After about 20 minutes of walking around, I went back to my host mom and friend.  They were talking to an elderly lady that was standing in front of a makeshift snack bar.  I assumed she was just another person trying to make a profit on the natural disasters like the people selling videos and t-shirts.  I soon realized that she was not trying to make a profit but instead she was guarding the last remains of what was left of her life.  She began to tell me her story, and I realized that communication in humans means so much more than just formal language.  Although I could not understand most of the words that she told me I completely understood the message of the story.  

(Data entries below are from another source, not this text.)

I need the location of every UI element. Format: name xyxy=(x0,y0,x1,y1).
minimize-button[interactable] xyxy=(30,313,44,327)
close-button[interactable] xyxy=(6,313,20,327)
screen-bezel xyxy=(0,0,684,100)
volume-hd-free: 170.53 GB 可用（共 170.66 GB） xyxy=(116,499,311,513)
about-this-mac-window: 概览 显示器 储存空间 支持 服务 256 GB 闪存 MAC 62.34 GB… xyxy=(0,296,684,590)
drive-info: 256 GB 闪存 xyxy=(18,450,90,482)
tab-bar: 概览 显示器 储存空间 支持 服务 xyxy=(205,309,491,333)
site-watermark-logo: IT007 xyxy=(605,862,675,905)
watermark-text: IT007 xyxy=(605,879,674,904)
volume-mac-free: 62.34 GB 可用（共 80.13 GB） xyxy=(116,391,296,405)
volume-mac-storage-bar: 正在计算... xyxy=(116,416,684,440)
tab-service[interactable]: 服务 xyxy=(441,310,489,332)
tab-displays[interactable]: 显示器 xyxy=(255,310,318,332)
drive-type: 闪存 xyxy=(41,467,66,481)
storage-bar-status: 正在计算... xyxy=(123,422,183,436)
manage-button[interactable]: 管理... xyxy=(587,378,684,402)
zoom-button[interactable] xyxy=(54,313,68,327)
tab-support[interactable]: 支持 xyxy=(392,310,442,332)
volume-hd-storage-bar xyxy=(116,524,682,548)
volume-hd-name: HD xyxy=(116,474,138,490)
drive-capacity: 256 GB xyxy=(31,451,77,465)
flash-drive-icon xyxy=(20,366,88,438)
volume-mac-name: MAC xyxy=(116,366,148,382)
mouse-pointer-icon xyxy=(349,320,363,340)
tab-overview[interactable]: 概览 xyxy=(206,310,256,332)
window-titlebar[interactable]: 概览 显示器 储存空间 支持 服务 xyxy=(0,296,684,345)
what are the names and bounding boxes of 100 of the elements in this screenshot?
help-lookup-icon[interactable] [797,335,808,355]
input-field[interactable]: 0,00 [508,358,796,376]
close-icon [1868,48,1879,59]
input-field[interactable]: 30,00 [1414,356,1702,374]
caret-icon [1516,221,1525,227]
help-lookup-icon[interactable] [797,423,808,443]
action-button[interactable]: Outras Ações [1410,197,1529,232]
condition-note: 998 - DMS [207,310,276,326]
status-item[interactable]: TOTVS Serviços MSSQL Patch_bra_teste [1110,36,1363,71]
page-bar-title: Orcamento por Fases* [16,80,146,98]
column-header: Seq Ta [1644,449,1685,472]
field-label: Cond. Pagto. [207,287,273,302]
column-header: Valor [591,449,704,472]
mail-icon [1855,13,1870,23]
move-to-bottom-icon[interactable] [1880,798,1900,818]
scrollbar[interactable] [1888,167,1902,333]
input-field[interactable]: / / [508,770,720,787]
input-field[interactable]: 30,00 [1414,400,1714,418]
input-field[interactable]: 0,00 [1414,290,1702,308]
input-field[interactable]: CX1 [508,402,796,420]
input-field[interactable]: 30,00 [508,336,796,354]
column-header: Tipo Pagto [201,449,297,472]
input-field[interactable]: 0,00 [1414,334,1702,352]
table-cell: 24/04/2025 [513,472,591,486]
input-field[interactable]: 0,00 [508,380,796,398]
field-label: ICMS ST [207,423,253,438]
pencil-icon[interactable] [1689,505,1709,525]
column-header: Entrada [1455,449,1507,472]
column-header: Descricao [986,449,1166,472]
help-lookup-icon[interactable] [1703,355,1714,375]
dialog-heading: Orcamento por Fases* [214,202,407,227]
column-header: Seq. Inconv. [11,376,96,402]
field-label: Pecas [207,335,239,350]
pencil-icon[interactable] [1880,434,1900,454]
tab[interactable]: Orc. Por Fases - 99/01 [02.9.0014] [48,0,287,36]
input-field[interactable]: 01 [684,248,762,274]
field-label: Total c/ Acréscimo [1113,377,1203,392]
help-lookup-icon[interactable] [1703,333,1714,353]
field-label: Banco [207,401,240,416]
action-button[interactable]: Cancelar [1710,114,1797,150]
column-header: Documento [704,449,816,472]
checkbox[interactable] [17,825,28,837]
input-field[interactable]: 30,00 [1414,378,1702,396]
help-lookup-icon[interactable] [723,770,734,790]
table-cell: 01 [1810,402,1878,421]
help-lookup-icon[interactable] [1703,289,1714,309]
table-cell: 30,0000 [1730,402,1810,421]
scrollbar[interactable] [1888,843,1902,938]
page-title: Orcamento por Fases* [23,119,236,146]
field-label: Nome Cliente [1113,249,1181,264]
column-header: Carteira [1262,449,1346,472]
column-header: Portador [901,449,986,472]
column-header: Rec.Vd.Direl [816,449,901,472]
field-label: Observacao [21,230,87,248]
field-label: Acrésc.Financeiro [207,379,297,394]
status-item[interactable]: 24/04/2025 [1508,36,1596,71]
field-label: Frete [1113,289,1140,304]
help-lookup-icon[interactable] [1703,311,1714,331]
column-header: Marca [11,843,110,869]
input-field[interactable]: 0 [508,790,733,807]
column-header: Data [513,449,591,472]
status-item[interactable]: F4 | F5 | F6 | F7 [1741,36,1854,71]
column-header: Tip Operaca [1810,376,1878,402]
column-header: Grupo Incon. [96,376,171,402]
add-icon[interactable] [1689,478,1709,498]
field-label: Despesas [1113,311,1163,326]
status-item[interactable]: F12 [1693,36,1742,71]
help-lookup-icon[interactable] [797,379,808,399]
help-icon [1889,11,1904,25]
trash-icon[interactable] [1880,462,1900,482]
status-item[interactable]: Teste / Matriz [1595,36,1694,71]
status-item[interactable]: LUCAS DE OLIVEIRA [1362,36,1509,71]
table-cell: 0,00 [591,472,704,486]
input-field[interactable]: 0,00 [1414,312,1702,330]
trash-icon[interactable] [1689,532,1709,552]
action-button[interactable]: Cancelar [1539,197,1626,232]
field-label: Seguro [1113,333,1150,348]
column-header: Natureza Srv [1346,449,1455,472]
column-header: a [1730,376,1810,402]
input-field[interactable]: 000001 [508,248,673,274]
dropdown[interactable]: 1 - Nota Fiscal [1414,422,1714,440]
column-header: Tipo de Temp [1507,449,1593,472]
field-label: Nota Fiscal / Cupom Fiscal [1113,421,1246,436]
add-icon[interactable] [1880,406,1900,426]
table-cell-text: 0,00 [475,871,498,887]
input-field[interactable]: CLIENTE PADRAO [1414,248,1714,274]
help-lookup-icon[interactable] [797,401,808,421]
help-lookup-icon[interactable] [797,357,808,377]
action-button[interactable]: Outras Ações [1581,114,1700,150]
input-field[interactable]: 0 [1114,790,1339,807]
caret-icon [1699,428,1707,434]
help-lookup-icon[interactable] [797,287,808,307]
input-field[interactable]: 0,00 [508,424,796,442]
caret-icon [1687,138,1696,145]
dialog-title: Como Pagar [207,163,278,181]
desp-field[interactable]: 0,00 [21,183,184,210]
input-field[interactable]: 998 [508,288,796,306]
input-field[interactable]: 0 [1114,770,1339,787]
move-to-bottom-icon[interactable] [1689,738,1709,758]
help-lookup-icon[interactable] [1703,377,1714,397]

She told me her story in her eyes, the way that the  tears welled up in her eyes reflected the destruction of what was around her, she told me her story in her shoulders that were slumped under the burden of having her life destroyed by a volcano and she told me her story in the quiver of her voice as she described how she used to live here, and how that life was now gone.  I felt like she needed a hug, someone to hold her, to help support the weight of tragedy that she carried in her already frail body; however, I did not know how culturally appropriate it was.  I reached for her hand as my eyes filled with tears to tell her I understand, and maybe try to give her hope.  Besides not knowing the words in Bahasa Indonesia to comfort her, I really didn't have the correct words in any language.  There are no words in any language to bring relief to someone who lost so much.  It was in that lady that I started to understand what the eruption of Merapi really meant.  My host mom told me it was time to go, and as I left the lady, she started wandering around, lost in a place that she once knew so well. 
                 
As we followed the brightly colored yellow Merapi Tourist signs to the exit, I was able to have glimpses of how one begins to rebuild their lives.  Men worked on digging out the ash and debris that used to occupy someone’s living room.  That family was left with two walls and with a little hard work and money; they might be able to repair their house.  Further down the mountain, there was a house that was missing a roof and a large portion of a wall; however, it had clean brightly colored clothes hanging on the line.  To start to rebuild, one does what they can, anything to return  life to normalcy, even if that normalcy is hanging your wash in the front yard, back when there were actually things in your backyard.

As quickly as we entered the disaster area, we left it and were traveling through brightly colored rice fields once again.  These people were lucky and didn’t lose everything; however, the terror of the volcano changed them.  Houses upon houses had for sale signs on them.  For those people, they decided that it was best to try to rebuild a life that was not in the shadow of a volcano.